Les deux pays avaient fin décembre utilisé un veto pour s'opposer à la volonté germano-belge de prolonger l'autorisation d'un an avec quatre poins d'entrée dans le pays. L'utilisation de son veto par Pékin avait surpris des diplomates, certains évoquant une première à ce sujet pour un texte à vocation humanitaire.

Les Occidentaux reconnaissent que l'autorisation transfrontalière est une violation de la souveraineté de la Syrie sur son territoire. Mais ils jugent que ce dispositif n'a pas d'alternative crédible. Ils mettent notamment en avant les multiples obstacles bureaucratiques posés par le régime syrien à l'acheminement de l'aide lorsqu'elle passe par Damas.

Dans un rapport fin juin, le secrétaire général de l'ONU, Antonio Guterres, a réclamé une prolongation pour un an du dispositif transfrontalier et le maintien des deux points d'entrée actuels à la frontière turque.

Dans ce document, Antonio Guterres indique que, depuis 2014, 4.774 camions ont utilisé le point d'entrée de Bab al-Salaam et 28.574 celui de Bab al-Hawa.
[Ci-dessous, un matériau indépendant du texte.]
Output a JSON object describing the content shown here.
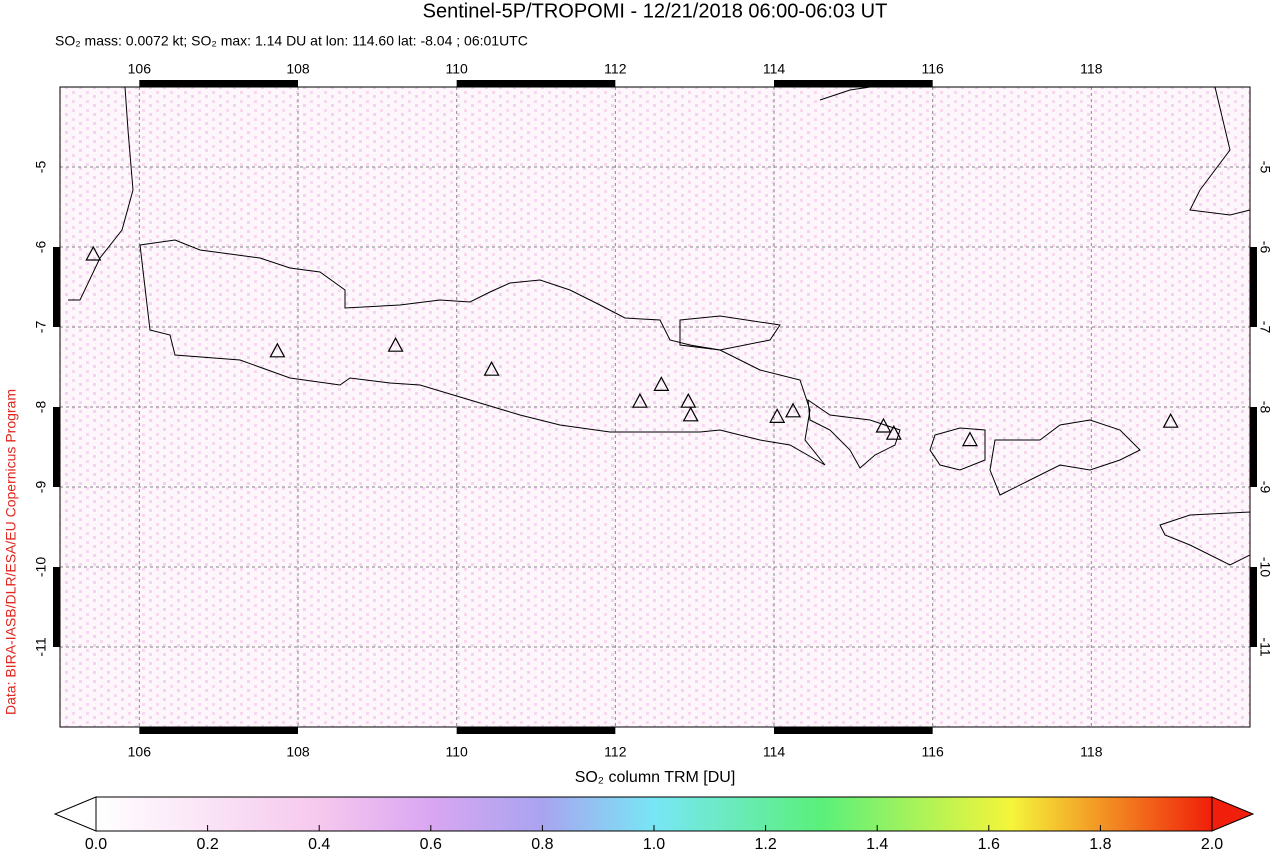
{
  "chart_data": {
    "type": "map",
    "title": "Sentinel-5P/TROPOMI - 12/21/2018 06:00-06:03 UT",
    "subtitle": "SO₂ mass: 0.0072 kt; SO₂ max: 1.14 DU at lon: 114.60 lat: -8.04 ; 06:01UTC",
    "credit": "Data: BIRA-IASB/DLR/ESA/EU Copernicus Program",
    "xlim": [
      105,
      120
    ],
    "ylim": [
      -12,
      -4
    ],
    "xticks": [
      106,
      108,
      110,
      112,
      114,
      116,
      118
    ],
    "yticks": [
      -5,
      -6,
      -7,
      -8,
      -9,
      -10,
      -11
    ],
    "grid": true,
    "markers": {
      "lon": [
        105.42,
        107.74,
        109.23,
        110.44,
        112.31,
        112.58,
        112.92,
        112.95,
        114.04,
        114.24,
        115.38,
        115.51,
        116.47,
        119.0
      ],
      "lat": [
        -6.1,
        -7.31,
        -7.24,
        -7.54,
        -7.94,
        -7.73,
        -7.94,
        -8.11,
        -8.13,
        -8.06,
        -8.25,
        -8.34,
        -8.42,
        -8.19
      ]
    },
    "colorbar": {
      "label": "SO₂ column TRM [DU]",
      "lim": [
        0,
        2
      ],
      "ticks": [
        {
          "value": 0,
          "label": "0.0"
        },
        0.2,
        0.4,
        0.6,
        0.8,
        {
          "value": 1,
          "label": "1.0"
        },
        1.2,
        1.4,
        1.6,
        1.8,
        {
          "value": 2,
          "label": "2.0"
        }
      ]
    }
  }
}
"Nous espérons un consensus" et le projet de texte germano-belge "correspond au besoin du département des Affaires humanitaires de l'ONU (Ocha)", a indiqué mardi matin l'ambassadeur allemand auprès des Nations unies, Christoph Heusgen.

Selon un rapport publié mardi par l'ONU à Genève, la région d'Idleb, dernier bastion insurgé du nord-ouest de la Syrie, continue de subir une situation humanitaire désastreuse.

Figurant parmi les auteurs du rapport, Hanny Megally, a souligné lors d'une conférence de presse que l'"économie de la Syrie était dévastée". "Le pays connaît un conflit depuis neuf ans" et "les gens souffrent", a-t-elle relevé, en espérant une prolongation du dispositif transfrontalier de l'ONU.